I love that. When I find it hard to sleep, I remind myself that I’m blessed even in my sleep. So go on girl. Get some sleep! And set some boundaries so you can do the things you really love, that fill you up.

Self-care

When I was in my twenties, trying to figure out how to climb the corporate ladder, a single mom with two boys, stuck in the cycle of work burnout, I turned to therapy for help. Thinking she would direct me to make big changes, she instead asked what relaxed me. I said taking a long, hot bath. Then she asked when was the last time I had a long, hot bath. I gave her a blank stare. I couldn’t remember. I wasn’t taking hot baths. I was taking quick showers so I could get to work or bed or whatever the next thing was, faster.

She helped me see the importance of small indulgences to cultivate a sense of beloved-ness, a crucial identity to prevent working yourself to burnout. I was on a limited income, I couldn’t do a spa day, but I could light a candle, take a hot bath, and put on my favorite lotion.

Mindset

I find it helpful to reframe how I see myself relative to work. This can be tough to do. But we must ask ourselves questions like: am I identifying my self-worth with my work? Or, am I aware of my inherent value apart from what I achieve? Is the story I’m telling myself at work making me out to be a victim? Are other people the villains?  Do I think I’m indispensable here? Do I think this company will collapse without me? Am I being the hero or am I letting my team shine and solve their own problems? Where is my hope?

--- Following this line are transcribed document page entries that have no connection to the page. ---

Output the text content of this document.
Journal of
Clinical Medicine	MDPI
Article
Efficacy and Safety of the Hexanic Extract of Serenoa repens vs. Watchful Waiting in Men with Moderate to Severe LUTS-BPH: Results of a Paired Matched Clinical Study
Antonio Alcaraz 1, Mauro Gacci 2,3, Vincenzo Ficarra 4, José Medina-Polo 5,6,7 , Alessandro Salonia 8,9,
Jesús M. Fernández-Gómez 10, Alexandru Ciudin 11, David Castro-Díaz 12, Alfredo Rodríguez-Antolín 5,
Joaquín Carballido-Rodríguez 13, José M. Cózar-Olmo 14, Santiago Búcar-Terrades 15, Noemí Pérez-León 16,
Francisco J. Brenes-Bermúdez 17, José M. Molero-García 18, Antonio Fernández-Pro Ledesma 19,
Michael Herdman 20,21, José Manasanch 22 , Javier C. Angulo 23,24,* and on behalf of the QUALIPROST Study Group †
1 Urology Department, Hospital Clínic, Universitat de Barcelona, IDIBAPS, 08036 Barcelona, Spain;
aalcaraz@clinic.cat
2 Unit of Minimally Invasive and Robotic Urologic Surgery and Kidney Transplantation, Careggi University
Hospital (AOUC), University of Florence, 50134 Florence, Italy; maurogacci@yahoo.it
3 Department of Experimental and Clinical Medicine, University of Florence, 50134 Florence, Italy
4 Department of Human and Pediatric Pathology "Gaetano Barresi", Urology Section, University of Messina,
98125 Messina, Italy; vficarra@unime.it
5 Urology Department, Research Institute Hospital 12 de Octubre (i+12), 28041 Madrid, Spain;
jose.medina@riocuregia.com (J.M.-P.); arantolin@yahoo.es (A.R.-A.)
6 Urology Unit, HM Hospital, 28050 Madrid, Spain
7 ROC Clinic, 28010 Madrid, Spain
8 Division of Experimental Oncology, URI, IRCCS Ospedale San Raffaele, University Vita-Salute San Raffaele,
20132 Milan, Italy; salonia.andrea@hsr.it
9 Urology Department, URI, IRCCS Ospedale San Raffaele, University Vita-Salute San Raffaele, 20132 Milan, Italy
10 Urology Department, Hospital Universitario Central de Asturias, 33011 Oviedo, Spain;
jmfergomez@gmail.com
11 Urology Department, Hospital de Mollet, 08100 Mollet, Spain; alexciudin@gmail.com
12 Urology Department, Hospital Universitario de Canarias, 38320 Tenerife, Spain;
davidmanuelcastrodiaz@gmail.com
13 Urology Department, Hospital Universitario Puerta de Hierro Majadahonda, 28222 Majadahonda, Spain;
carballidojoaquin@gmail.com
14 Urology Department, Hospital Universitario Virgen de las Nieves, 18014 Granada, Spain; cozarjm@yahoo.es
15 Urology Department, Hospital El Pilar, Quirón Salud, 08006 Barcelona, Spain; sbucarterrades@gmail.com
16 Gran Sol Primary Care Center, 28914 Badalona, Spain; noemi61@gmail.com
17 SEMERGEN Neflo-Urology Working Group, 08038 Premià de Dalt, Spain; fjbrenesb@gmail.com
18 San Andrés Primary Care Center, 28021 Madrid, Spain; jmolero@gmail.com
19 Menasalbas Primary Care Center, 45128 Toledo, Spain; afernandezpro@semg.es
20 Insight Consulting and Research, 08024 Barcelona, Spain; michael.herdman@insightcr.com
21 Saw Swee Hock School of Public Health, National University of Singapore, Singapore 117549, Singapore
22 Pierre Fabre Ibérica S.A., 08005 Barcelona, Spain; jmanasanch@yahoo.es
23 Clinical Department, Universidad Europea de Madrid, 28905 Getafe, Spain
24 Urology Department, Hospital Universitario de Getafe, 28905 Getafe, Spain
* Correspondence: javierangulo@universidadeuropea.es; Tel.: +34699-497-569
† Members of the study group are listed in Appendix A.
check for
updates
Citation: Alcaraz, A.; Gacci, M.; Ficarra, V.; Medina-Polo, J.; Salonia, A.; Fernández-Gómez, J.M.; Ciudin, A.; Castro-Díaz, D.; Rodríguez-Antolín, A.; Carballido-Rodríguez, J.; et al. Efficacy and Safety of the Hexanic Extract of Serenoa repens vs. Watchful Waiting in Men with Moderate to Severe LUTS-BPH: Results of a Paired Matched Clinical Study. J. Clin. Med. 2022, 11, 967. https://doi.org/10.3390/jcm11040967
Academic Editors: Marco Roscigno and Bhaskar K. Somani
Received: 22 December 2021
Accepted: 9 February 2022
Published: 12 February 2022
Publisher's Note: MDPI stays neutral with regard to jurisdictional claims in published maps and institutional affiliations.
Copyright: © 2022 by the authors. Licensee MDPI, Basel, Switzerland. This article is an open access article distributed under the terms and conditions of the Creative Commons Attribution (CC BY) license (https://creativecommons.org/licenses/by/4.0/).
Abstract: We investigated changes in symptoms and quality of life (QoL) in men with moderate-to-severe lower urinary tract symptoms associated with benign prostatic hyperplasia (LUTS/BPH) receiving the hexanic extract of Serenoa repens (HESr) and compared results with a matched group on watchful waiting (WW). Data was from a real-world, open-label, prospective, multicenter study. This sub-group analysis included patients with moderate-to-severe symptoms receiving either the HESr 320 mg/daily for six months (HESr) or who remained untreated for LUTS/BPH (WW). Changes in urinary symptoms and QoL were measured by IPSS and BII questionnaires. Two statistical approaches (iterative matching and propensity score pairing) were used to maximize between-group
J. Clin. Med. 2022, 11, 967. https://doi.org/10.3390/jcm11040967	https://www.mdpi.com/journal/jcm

These questions can give us space to take control of our thoughts and lead to a more balanced and healthy view of ourselves relative to work.

Connection

At work, it helps to focus on being a giver, not a taker. Being a taker is an inward-focused orientation where you are asking what others can do for you. Or, thinking only about how things are affecting you. This type of self-focus leads to misery.

Being a giver focuses on building others up. Paradoxically, thinking of what you can do for others is a key to accelerating your own performance. And, going out of your way to help others perform gives you a sense of joy.

Along the lines of connection, don’t be afraid to ask for help. Whether it’s a trained professional, my husband, or my friends, I find it helpful to process how I’m feeling with another person. A trusted advisor can help you assess these four areas of your life and find opportunities to transform.

If you check in on your boundaries, self-care, mindset, and connection, and make some changes, you will find more peace right where you are. Or maybe help you find the start of a new beginning.

Reflection

Where do I need to revisit my boundaries?

Am I taking the time to do the things that I know refresh and fill me up?

Do I have any thought patterns that aren’t helping me?

Is there someone in my life I can connect to about this? If not, can I tap into a trusted professional?